Le consortium a analysé des données divulguées et effectué des analyses techniques sur les appareils de dizaines de personnes. Les résultats indiquent que le Maroc a utilisé des logiciels espions de divers fournisseurs, y compris mais sans s'y limiter, Pegasus de NSO Group. Les cibles incluent des journalistes marocains éminents tels qu'Omar Radi et Hicham Mansouri, ainsi que des militants de la région du Sahara occidental.
Le Maroc a constamment nié les allégations d'utilisation de logiciels espions contre ses citoyens. En réponse au nouveau rapport, le gouvernement marocain a réitéré sa position, déclarant qu'il respecte le droit international et ne se livre pas à une surveillance illégale. Cependant, les preuves du consortium incluent des numéros de téléphone et des journaux de communication qui lient présumément les services de sécurité marocains aux opérations de logiciels espions.
L'enquête met également en lumière le rôle des pays européens dans la facilitation de la vente de ces technologies.
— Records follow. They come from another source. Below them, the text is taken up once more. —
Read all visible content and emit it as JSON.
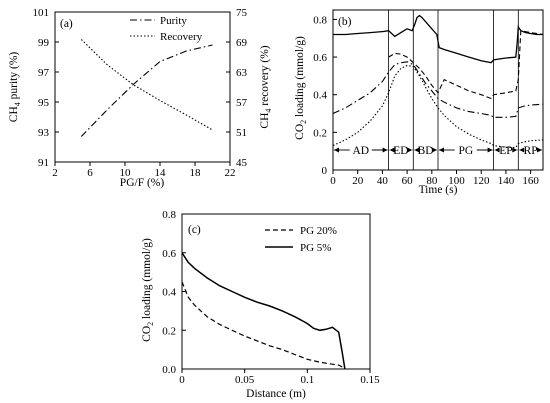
{
  "chart_data": [
    {
      "panel": "(a)",
      "type": "line",
      "xlabel": "PG/F (%)",
      "ylabel": "CH4 purity (%)",
      "y2label": "CH4 recovery (%)",
      "xlim": [
        2,
        22
      ],
      "ylim": [
        91,
        101
      ],
      "y2lim": [
        45,
        75
      ],
      "xticks": [
        "2",
        "6",
        "10",
        "14",
        "18",
        "22"
      ],
      "yticks": [
        "91",
        "93",
        "95",
        "97",
        "99",
        "101"
      ],
      "y2ticks": [
        "45",
        "51",
        "57",
        "63",
        "69",
        "75"
      ],
      "legend": [
        "Purity",
        "Recovery"
      ],
      "series": [
        {
          "name": "Purity",
          "axis": "left",
          "style": "dash-dot",
          "x": [
            5,
            8,
            11,
            14,
            17,
            20
          ],
          "y": [
            92.7,
            94.5,
            96.2,
            97.7,
            98.4,
            98.8
          ]
        },
        {
          "name": "Recovery",
          "axis": "right",
          "style": "dotted",
          "x": [
            5,
            8,
            11,
            14,
            17,
            20
          ],
          "y": [
            69.5,
            64.4,
            60.4,
            57.3,
            54.4,
            51.4
          ]
        }
      ]
    },
    {
      "panel": "(b)",
      "type": "line",
      "xlabel": "Time (s)",
      "ylabel": "CO2 loading (mmol/g)",
      "xlim": [
        0,
        170
      ],
      "ylim": [
        0,
        0.85
      ],
      "xticks": [
        "0",
        "20",
        "40",
        "60",
        "80",
        "100",
        "120",
        "140",
        "160"
      ],
      "yticks": [
        "0",
        "0.2",
        "0.4",
        "0.6",
        "0.8"
      ],
      "steps": [
        "AD",
        "ED",
        "BD",
        "PG",
        "EP",
        "RP"
      ],
      "step_bounds": [
        0,
        45,
        65,
        85,
        130,
        150,
        170
      ],
      "series": [
        {
          "style": "solid",
          "x": [
            0,
            10,
            20,
            30,
            40,
            45,
            50,
            55,
            60,
            64,
            66,
            68,
            70,
            72,
            76,
            80,
            84,
            86,
            90,
            100,
            110,
            120,
            128,
            130,
            140,
            148,
            149,
            150,
            152,
            156,
            160,
            165,
            170
          ],
          "y": [
            0.72,
            0.72,
            0.725,
            0.73,
            0.735,
            0.74,
            0.71,
            0.73,
            0.75,
            0.74,
            0.77,
            0.81,
            0.82,
            0.81,
            0.78,
            0.75,
            0.72,
            0.65,
            0.64,
            0.62,
            0.6,
            0.58,
            0.57,
            0.585,
            0.595,
            0.6,
            0.67,
            0.76,
            0.74,
            0.73,
            0.725,
            0.72,
            0.72
          ]
        },
        {
          "style": "dashed",
          "x": [
            45,
            50,
            55,
            60,
            65,
            70,
            75,
            80,
            85,
            90,
            100,
            110,
            120,
            128,
            130,
            140,
            148,
            150,
            152,
            160,
            170
          ],
          "y": [
            0.6,
            0.62,
            0.615,
            0.6,
            0.57,
            0.54,
            0.5,
            0.45,
            0.41,
            0.48,
            0.45,
            0.42,
            0.4,
            0.38,
            0.4,
            0.41,
            0.42,
            0.48,
            0.74,
            0.73,
            0.72
          ]
        },
        {
          "style": "dash-dot",
          "x": [
            0,
            10,
            20,
            30,
            40,
            45,
            50,
            55,
            60,
            65,
            70,
            75,
            80,
            85,
            90,
            100,
            110,
            120,
            128,
            130,
            140,
            148,
            150,
            155,
            160,
            170
          ],
          "y": [
            0.3,
            0.33,
            0.37,
            0.41,
            0.47,
            0.52,
            0.56,
            0.57,
            0.575,
            0.56,
            0.51,
            0.46,
            0.42,
            0.38,
            0.36,
            0.33,
            0.31,
            0.3,
            0.29,
            0.28,
            0.28,
            0.285,
            0.33,
            0.34,
            0.345,
            0.35
          ]
        },
        {
          "style": "dotted",
          "x": [
            0,
            10,
            20,
            30,
            40,
            45,
            50,
            55,
            60,
            65,
            70,
            75,
            80,
            85,
            90,
            100,
            110,
            120,
            128,
            130,
            140,
            148,
            150,
            155,
            160,
            170
          ],
          "y": [
            0.13,
            0.16,
            0.2,
            0.26,
            0.34,
            0.41,
            0.5,
            0.54,
            0.555,
            0.55,
            0.5,
            0.44,
            0.38,
            0.33,
            0.29,
            0.23,
            0.19,
            0.16,
            0.14,
            0.13,
            0.12,
            0.12,
            0.14,
            0.15,
            0.155,
            0.16
          ]
        }
      ]
    },
    {
      "panel": "(c)",
      "type": "line",
      "xlabel": "Distance (m)",
      "ylabel": "CO2 loading (mmol/g)",
      "xlim": [
        0,
        0.15
      ],
      "ylim": [
        0,
        0.8
      ],
      "xticks": [
        "0",
        "0.05",
        "0.1",
        "0.15"
      ],
      "yticks": [
        "0.0",
        "0.2",
        "0.4",
        "0.6",
        "0.8"
      ],
      "legend": [
        "PG 20%",
        "PG 5%"
      ],
      "series": [
        {
          "name": "PG 20%",
          "style": "dashed",
          "x": [
            0,
            0.005,
            0.01,
            0.02,
            0.03,
            0.04,
            0.05,
            0.06,
            0.07,
            0.08,
            0.09,
            0.1,
            0.11,
            0.12,
            0.125,
            0.128,
            0.13
          ],
          "y": [
            0.45,
            0.37,
            0.33,
            0.27,
            0.23,
            0.2,
            0.17,
            0.145,
            0.12,
            0.1,
            0.075,
            0.05,
            0.035,
            0.025,
            0.02,
            0.01,
            0.0
          ]
        },
        {
          "name": "PG 5%",
          "style": "solid",
          "x": [
            0,
            0.005,
            0.01,
            0.02,
            0.03,
            0.04,
            0.05,
            0.06,
            0.07,
            0.08,
            0.09,
            0.1,
            0.105,
            0.11,
            0.115,
            0.12,
            0.125,
            0.128,
            0.13
          ],
          "y": [
            0.6,
            0.55,
            0.52,
            0.47,
            0.43,
            0.4,
            0.37,
            0.345,
            0.325,
            0.3,
            0.27,
            0.235,
            0.21,
            0.2,
            0.205,
            0.215,
            0.19,
            0.08,
            0.0
          ]
        }
      ]
    }
  ],
  "labels": {
    "a_panel": "(a)",
    "a_ylabel_main": "CH",
    "a_ylabel_sub": "4",
    "a_ylabel_rest": " purity (%)",
    "a_y2label_main": "CH",
    "a_y2label_sub": "4",
    "a_y2label_rest": " recovery (%)",
    "b_panel": "(b)",
    "b_ylabel_main": "CO",
    "b_ylabel_sub": "2",
    "b_ylabel_rest": " loading (mmol/g)",
    "c_panel": "(c)",
    "c_ylabel_main": "CO",
    "c_ylabel_sub": "2",
    "c_ylabel_rest": " loading (mmol/g)"
  }
}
Plusieurs gouvernements européens ont ouvert des enquêtes sur l'exportation de logiciels espions vers le Maroc, certains imposant des restrictions sur les ventes. Le Parlement européen a appelé à une enquête approfondie sur l'utilisation de logiciels espions par les États membres et leurs alliés.
Ce dernier rapport s'ajoute aux préoccupations croissantes concernant la prolifération des logiciels espions commerciaux et leur utilisation par les régimes autoritaires pour réprimer la dissidence. Le consortium a appelé à une réglementation internationale plus stricte pour empêcher l'utilisation abusive de la technologie de surveillance.